Sunday, 12 January 2020

THE IMPORTANCE OF SEXUAL DIFFERENCE?

'What is it like when two men have sex? In a way, it is like the experience of Tiresias; this is the real reason why gay men are uncanny, why the idea of gay men is disruptive and uncomfortable. All straight man who have engaged in the physical act of love know what it is like to penetrate a partner during intercourse, to be inside the other, all women who have had intercourse know what it is like to be penetrated, to have the other inside oneself. But the gay man, in the very moment that he is either penetrating his partner or being penetrated by him, know exactly what his partner is feeling and experiencing even as he himself has his own experience of exactly the opposite, the complementary act.

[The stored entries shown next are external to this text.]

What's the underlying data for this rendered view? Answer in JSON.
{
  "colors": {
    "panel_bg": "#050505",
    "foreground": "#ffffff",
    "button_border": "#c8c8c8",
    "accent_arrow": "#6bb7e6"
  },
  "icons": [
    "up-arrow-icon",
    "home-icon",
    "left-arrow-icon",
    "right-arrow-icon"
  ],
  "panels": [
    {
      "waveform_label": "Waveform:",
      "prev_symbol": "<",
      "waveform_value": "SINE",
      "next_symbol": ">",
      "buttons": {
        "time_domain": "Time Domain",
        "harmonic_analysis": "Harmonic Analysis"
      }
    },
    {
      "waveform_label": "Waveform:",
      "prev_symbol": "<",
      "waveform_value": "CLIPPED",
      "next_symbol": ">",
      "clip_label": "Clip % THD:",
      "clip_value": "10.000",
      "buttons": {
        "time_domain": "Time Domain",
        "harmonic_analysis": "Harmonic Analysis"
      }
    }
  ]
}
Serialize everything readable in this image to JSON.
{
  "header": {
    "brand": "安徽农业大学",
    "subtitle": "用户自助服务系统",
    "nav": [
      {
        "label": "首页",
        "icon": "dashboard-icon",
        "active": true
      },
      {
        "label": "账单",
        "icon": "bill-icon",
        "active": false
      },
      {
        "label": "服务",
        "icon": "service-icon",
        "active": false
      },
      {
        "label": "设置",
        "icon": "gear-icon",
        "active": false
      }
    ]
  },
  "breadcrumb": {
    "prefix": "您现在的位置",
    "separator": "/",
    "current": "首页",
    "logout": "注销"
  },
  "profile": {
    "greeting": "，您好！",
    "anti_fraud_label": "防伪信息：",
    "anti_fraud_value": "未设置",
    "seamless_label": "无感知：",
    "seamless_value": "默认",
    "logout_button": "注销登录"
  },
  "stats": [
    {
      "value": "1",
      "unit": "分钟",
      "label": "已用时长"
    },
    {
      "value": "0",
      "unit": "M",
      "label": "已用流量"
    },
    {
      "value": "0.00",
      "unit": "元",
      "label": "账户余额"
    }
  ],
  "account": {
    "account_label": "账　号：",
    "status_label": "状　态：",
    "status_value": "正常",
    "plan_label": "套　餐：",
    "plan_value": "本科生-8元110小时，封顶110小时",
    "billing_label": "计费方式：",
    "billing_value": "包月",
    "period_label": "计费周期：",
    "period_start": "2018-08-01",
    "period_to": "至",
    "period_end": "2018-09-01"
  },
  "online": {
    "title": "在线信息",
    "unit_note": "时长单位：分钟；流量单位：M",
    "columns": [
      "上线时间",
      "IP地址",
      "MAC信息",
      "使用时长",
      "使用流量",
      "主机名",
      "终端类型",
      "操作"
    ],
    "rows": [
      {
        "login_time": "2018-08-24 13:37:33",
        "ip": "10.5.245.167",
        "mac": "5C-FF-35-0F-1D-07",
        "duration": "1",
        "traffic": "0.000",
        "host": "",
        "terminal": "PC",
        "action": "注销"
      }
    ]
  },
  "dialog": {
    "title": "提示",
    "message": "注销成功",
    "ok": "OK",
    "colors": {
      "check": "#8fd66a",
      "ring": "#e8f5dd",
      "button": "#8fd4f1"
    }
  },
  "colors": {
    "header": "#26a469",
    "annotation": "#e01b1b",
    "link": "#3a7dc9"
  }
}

Sex between men dissolves otherness into sameness, men into de, in a perfect suspension: there is nothing the partner doesn't know about the other. If the emotional aim of intercourse is a total knowing of the other, gay sex may be, in its way, perfect, because in it a total knowledge of the other's experience is, finally, possible. But since the object of that knowledge is already wholly know to each of the parties, the act is also, in a way, redundant. Perhaps it is for this reason that so many of us keep seeking repetition, as if depth were impossible.' 
Daniel Mendelsohn, The Elusive Embrace: Desire and the Riddle of Identity, p.73.